La réaction utilisant FeCl3, 6 H2O présente un rendement correct assorti d’un temps de réaction court et d’une très bonne diastéréosélectivité. Une étude cinétique de cette réaction a été menée.

Le suivi cinétique de la réaction montre qu’en début de réaction, les diastéréoisomères cis et trans sont formés en proportions voisines. Ce n’est qu’au fur et à mesure que la sélectivité apparaît : au bout de 110 minutes environ, le mélange contient 97 % de composé cis et 3 % de composé trans.

 

On observe donc qu’en plaçant la réaction sous contrôle thermodynamique (durée de réaction suffisamment longue), le composé cis, plus stable que le composé trans, est obtenu majoritairement.

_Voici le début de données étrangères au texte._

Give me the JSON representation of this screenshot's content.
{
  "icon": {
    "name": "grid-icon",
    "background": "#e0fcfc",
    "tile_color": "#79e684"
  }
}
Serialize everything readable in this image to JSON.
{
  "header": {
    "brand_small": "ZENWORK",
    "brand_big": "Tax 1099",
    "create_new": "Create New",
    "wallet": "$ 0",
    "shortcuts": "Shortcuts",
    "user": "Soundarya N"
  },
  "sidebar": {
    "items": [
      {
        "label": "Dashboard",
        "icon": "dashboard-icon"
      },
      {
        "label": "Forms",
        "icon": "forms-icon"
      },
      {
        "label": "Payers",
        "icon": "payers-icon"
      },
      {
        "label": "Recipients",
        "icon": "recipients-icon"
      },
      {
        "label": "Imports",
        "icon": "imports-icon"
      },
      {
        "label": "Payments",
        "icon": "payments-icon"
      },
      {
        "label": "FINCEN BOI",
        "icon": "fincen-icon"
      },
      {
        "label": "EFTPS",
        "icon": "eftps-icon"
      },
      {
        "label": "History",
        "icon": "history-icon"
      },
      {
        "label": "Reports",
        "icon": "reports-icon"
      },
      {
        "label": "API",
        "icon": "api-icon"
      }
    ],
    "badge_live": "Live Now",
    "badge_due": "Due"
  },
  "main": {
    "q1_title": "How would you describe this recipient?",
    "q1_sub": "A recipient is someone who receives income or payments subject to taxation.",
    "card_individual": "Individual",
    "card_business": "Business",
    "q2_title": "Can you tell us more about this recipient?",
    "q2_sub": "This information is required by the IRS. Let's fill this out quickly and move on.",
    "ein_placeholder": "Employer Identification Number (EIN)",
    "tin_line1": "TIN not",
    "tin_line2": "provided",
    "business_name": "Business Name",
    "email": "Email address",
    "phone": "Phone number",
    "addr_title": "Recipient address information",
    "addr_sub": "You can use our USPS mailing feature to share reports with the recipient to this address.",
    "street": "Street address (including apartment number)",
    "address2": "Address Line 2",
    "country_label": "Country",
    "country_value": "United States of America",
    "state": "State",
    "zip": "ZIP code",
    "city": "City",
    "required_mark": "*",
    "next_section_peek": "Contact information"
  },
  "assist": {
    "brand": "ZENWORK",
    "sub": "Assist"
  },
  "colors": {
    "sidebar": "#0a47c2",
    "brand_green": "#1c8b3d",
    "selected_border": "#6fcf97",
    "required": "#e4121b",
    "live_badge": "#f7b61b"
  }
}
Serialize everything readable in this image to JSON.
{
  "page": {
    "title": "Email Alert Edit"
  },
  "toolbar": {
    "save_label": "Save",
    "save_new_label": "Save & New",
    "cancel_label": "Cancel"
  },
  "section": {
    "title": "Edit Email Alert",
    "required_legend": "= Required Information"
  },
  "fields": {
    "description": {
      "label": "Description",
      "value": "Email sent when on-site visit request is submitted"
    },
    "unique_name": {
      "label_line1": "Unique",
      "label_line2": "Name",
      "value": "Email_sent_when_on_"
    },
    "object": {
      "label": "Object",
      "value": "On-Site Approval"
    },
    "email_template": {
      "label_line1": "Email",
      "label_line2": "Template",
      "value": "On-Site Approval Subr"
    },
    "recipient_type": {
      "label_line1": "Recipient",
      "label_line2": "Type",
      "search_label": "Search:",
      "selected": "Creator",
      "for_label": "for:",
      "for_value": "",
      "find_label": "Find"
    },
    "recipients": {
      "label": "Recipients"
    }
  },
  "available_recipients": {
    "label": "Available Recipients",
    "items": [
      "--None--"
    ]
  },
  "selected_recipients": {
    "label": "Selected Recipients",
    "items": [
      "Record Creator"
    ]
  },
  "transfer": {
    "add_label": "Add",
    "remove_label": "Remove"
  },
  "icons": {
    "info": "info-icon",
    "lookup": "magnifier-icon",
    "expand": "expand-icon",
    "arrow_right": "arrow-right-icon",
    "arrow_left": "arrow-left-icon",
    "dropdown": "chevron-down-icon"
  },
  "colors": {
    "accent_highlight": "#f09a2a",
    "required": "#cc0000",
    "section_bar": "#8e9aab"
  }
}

Le mécanisme met bien sûr en jeu l’acidité de Lewis du chlorure de fer (III) et passe par un intermédiaire zwiterrionique. L'équilibre chimique qui existe entre les composés cis, trans et l'intermédiaire zwiterrionique permet l'obtention, au bout d'un temps suffisamment long, du composé le plus stable, à savoir le composé cis.

L’optimisation des conditions opératoires réalisée sur la réaction précédente a permis de synthétiser un grand nombre de tétrahydropyranes, en collaboration avec la société JANSSEN. Les rendements obtenus sont très bons, de même que la diastéréosélectivité.

Sources: Cossy et al. Org. Lett. 2010, 12, 1808; Cossy et al. Tetrahedron 2011, 67, 5024.

 

La méthodologie développée a pu être appliquée à la synthèse d’autres hétérocycles comme des pipéridines, des isoxazolidines ou des pyrrolidines.

Source: J. Cornil, L. Gonnard, C. Bensoussan, A. Serra-Muns, C. Gnamm, C. Commandeur, M. Commandeur, S. Reymond, A. Guérinot, J. Cossy Acc. Chem. Res. 2015, 48, 761.

 

En conclusion, les résultats présentés dans cet article montrent que le fer permet de catalyser efficacement des réactions de couplage croisé et d'hétérocyclisation. Il s'avère, en outre, que le fer permet également de catalyser des oxydations et des hydrogénations, d'où un large panel de réactions possibles pour le chimiste, utilisant un métal abondant et peu cher. La catalyse à base de fer a de beaux jours devant elle!